Le petit bleu de la côte ouest by Jean-Parick Manchette

Le petit bleu de la côte ouest by Jean-Parick Manchette

Auteur:Jean-Parick Manchette [Manchette, Jean-Parick]
La langue: fra
Format: epub
Tags: Policier
Publié: 1976-02-02T23:00:00+00:00


14

A deux heures du matin sur R. T. L., pendant que Gerfaut dormait d’un sommeil comateux, on annonça que la Taunus avait été identifiée, qu’elle avait été louée le jour même du drame par un certain Georges Gerfaut, un cadre parisien, qui avait disparu depuis.
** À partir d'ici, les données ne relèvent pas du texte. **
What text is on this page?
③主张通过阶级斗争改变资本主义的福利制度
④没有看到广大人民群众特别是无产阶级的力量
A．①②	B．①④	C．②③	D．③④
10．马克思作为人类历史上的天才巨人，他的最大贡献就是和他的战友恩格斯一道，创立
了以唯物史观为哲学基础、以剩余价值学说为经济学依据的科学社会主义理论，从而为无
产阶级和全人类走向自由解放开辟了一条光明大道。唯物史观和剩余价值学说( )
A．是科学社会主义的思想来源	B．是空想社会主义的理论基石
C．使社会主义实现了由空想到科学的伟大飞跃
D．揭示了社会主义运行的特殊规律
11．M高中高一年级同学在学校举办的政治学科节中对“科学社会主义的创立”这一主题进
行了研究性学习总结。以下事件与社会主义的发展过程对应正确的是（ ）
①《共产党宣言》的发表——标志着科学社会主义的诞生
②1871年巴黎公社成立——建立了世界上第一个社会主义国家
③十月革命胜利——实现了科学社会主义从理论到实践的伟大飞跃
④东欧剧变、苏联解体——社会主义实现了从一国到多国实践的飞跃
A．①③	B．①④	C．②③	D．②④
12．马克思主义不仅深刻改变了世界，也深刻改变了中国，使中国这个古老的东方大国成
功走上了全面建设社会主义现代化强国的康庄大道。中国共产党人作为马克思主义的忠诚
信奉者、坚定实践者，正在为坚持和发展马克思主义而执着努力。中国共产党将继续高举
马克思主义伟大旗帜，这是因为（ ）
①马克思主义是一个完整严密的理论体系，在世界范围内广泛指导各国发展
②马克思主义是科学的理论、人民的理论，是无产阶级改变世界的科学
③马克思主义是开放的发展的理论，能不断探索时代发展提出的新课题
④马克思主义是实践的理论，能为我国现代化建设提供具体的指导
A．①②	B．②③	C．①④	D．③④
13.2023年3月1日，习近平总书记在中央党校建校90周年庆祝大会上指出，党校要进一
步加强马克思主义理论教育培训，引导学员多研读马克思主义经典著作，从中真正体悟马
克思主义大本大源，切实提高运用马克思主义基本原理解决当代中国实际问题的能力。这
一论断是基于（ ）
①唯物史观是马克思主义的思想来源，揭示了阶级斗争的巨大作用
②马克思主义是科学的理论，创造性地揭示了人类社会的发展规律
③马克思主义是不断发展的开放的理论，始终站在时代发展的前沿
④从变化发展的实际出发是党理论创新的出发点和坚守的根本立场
On se rappelait, dit-on, qu’un gérant de station-service et un autre homme dont l’identité demeurait inconnue avaient été tués le soir du 2 juillet. Le présentateur avait une voix neutre et discrète, comme il a toujours, les nuits, sur R. T. L. Sur le même ton il parla du Proche-Orient, d’un attentat contre l’ambassade de Yougoslavie à Paris, d’une baignade tragique dans la Loire (deux enfants d’une colonie de vacances, et un prêtre qui les gardait et avait tenté de les sauver, avaient péri). Puis il y eut de la publicité pour un concert organisé par R. T. L. Puis il y eut l’indicatif de l’émission et on entendit du Léonard Cohen.

Il faisait chaud. Vêtu seulement d’un grand caleçon blanc en forme de short, et de socquettes blanches, Carlo était assis à la table dans une chambre de l’hôtel P. L. M. -Saint-Jacques. Il avait les traits tirés et les yeux rouges, comme un homme qui a beaucoup pleuré. Il se tenait immobile et il n’eut pas de réaction pendant la lecture du bulletin d’informations. En même temps, cramponné à la table, il faisait des exercices de musculation isométriques.

Après l’incendie de la station-service et la mort de Bastien, Carlo avait roulé au hasard, complètement affolé et malade de rage et de chagrin. Arrivant aux abords de Bourg-en-Bresse, il s’était arrêté pour poser un pare-brise de secours, une feuille de plastique souple maintenue par des pinces. Il avait réfléchi et consulté des cartes. Il avait repris le chemin de Paris, en évitant de repasser devant le poste d’essence, où ça devait présentement grouiller de pompiers et de flics. Il avait rejoint l’autoroute et roulé sur la voie de droite sans jamais dépasser 70 km/h. Il avait quitté l’autoroute à Achères-la-Forêt vers 5 heures du matin. Quelque part dans la forêt de Fontainebleau, il avait quitté la route et s’était garé à couvert. Ne pouvant enterrer le corps de Bastien comme il aurait voulu, il avait sorti ses affaires personnelles de sa cantine métallique et les avait enterrées, la cordelette en nylon, la trousse de toilette, les vêtements. La vue du slip de rechange kaki de Bastien l’avait ému aux larmes. Les larmes ruisselaient sur ses joues tandis qu’il achevait d’enterrer les choses et qu’il piétinait la terre meuble pour l’égaliser. Il avait cherché ensuite les mots qu’il pourrait dire au-dessus de la pseudotombe en guise d’oraison funèbre. Il ne se rappelait aucune prière sauf le Notre Père. Sur le plancher de la Lancia, il retrouva un numéro de Spiderman, l’homme-araignée (qu’il ne faut pas confondre avec l’Araignée dont les aventures paraissent dans Strange). Le visage de Carlo s’éclaira. Il revint vers le tombeau en ouvrant le fascicule et se mit à lire avec componction le texte de la page de garde qui est toujours le même et précède chaque aventure de Spiderman.